In 2013, there were 7 million employees in the labor force. Services, industry, construction, and commerce account for less than a quarter of the work force. In 2003, the unemployment rate was at 35%.
Yemen’s exports were $6.694 billion in 2013. Crude oil, coffee, dried and salted fish, and liquefied natural gas are the major export goods. These goods were mostly sent to China (41%), Thailand (19.2%), India (11.4%), and South Korea (4.4 percent ). Imports totaled $10.97 billion in 2013. Machinery and equipment, foodstuffs, animals, and chemicals are the most often imported goods. These goods were mostly imported from the EU (48.8%), the UAE (9.8%), Switzerland (8.8%), China (7.4%), and India (5.8 percent ).
The Yemeni government’s budget in 2013 was $7.769 billion in income and $12.31 billion in expenditures. Taxes and other revenues accounted for about 17.7 percent of GDP, with a budget deficit of 10.3 percent. The national debt was 47.1 percent of GDP. Yemen has about $5.538 billion in foreign currency and gold reserves in 2013. Its consumer price inflation rate was 11.8 percent over the same time. Yemen owed $7.806 billion in foreign debt.
The Soviet Union and China began to offer large-scale support in the mid-1950s. China and the United States, for example, are both participating in the development of Sana’a International Airport. Pre-independence economic activity in the south was largely centered on the port city of Aden. The port’s reliance on seaborne transit commerce deteriorated with the closing of the Suez Canal and Britain’s departure from Aden in 1967.

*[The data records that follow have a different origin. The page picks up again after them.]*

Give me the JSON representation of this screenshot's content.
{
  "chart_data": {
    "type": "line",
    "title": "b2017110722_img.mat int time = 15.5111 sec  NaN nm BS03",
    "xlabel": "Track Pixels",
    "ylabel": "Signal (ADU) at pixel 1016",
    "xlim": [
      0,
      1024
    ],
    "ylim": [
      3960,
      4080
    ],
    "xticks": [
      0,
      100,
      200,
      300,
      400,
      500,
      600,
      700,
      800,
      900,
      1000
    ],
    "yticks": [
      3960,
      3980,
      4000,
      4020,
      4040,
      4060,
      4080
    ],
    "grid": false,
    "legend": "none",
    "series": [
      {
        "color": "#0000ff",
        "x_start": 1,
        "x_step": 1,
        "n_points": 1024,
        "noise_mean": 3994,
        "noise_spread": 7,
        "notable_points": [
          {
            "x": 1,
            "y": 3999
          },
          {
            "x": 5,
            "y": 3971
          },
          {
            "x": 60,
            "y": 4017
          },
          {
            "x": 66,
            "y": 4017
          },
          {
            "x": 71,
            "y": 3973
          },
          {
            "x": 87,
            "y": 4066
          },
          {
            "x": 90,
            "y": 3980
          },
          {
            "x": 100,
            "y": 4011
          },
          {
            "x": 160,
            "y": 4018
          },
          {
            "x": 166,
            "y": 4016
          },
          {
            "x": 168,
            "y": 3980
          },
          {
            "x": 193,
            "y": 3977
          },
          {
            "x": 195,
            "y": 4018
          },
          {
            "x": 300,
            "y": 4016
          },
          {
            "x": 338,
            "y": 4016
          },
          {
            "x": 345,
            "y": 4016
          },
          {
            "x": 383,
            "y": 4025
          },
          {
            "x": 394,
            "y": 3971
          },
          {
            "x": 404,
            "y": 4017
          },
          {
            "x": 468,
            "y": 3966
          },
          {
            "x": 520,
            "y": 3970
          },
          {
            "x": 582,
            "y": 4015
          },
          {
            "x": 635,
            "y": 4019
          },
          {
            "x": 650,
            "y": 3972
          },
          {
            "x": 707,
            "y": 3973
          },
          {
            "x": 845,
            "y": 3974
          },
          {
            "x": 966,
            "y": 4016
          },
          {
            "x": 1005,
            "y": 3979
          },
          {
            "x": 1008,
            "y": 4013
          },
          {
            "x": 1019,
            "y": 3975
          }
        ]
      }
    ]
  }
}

Since the war’s end, the government has worked with the International Monetary Fund (IMF) to undertake a structural adjustment program. The program’s first phase includes significant financial and monetary changes such as floating the currency, decreasing the budget deficit, and eliminating subsidies. The second phase will focus on structural problems such as civil service reform.

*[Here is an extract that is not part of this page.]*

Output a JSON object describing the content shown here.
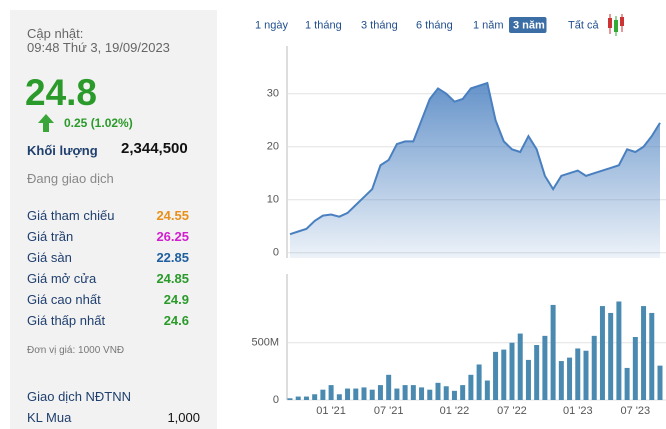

With the assistance of the World Bank and the IMF, as well as foreign funders, Yemen’s government began an economic, financial, and administrative reform program (EFARP) in early 1995. These initiatives had a beneficial effect on Yemen’s economy, resulting in a decrease of the budget deficit to less than 3% of GDP from 1995 to 1999, as well as the repair of macro-financial imbalances. From 1995 to 1997, the non-oil sector’s actual growth rate increased by 5.6 percent.